Пылали костры. Их становилось все больше. Они разгорались жадно, огню редко когда доставалась такая щедрая пища. В огонь шло все, любая вещь — мебель так мебель, ковры так ковры, книги так книги. Нужен был свет, чтобы разглядеть побитые тела.
Мелькали между кострами белые пятна врачебных халатов. Врачи перестали тут быть людьми, они казались пришельцами с небес, спасителями. Да, и начало уже гудеть небо — это во тьме кромешной шли к городу со всех сторон самолеты. Старые, военной поры, на которых возили воду в Красноводск, серу из пустыни,— все эти «ЛИ-2», «ПО-2» и «дугласы». Их натужные родные голоса узнавались. И уже иные звучали в небе голоса, посильней, помоложе, с большей высоты. Это шли самолеты из Баку, Ташкента, Алма-Аты. Гудело небо, там блуждала помощь.
А белые халаты, как белые крылья, склонялись над распластанными телами. У земли, стелясь по земле, неумолчно двигался стон.
Лосев закрыл глаза ладонью, отгородился, стер с глаз вспомнившееся.
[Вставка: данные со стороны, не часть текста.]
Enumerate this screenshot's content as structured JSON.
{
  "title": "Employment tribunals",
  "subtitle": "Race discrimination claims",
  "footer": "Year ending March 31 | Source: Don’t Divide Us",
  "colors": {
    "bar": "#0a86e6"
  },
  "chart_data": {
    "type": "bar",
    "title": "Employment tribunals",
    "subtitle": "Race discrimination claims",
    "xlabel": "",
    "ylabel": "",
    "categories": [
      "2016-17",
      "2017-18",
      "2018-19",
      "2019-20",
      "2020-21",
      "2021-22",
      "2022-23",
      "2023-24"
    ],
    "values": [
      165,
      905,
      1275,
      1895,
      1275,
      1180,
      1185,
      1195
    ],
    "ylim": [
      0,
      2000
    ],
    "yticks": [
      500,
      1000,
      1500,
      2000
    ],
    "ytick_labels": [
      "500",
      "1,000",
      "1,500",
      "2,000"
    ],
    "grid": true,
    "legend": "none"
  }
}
А потом наново поглядел на эту яркую площадь, у которой была своя тайна, своя печаль, как бы наново ей сейчас ни жилось.
Да, памятник той ночи был тут необходим. Как те два памятника героям гражданской и героям Отечественной, светившиеся невдалеке вечными огнями. Лосев вспомнил — читал где-то недавно,— что такой памятник задуман, что решено соорудить его на деньги, собранные в народе, что памятник этот и задуман в народе. Кажется, уже объявлен конкурс на лучший проект, уже рассмотрены первые предложения. Но нет, еще не найдено решение, не найден образ.
О чем будет памятник? О ком? О погибших? О мужестве? Верности? Обо всем этом сразу? Но как совместить все это, как слить, единый отыскав образ?
Лосев прикинул, напрягся, надеясь угадать, углядеть памятник — вот тут, вот сейчас, прозрев вдруг, обретя ту зоркость, которая иногда навещала его в самые-самые счастливые мгновения на съемках. Наиредчайшие мгновения. В отлетевшую пору. Да, в отлетевшую.
Он напрягся, он все силы души воззвал на помощь, он слеп от прожекторов, он искал этот памятник. Сперва место ему. Потом об- лик его. Показалось, место нашел. Этот вот островок, на котором находился. А облик? В ослепших, слезящихся глазах мелькнул вдруг образ согбенной женщины, телом своим прикрывающей ребенка. И крестовина неумолимых балок, рухнувших на эту спину и остановленных женской, материнской спиной. Это?! Нашел?!
Лосев наклонился к земле, отыскивая щепку, прутик, чтобы нарисовать на песке увиденное, чтобы проверить себя. Схватил подвернувшийся камень, начал водить им по сохлому гравию. Но гравий не принимал рисунка, не запоминал. Не сама тут земля, которая помнила, а пришлый, привозной, декоративный мелкий камушек, которому было безразлично*!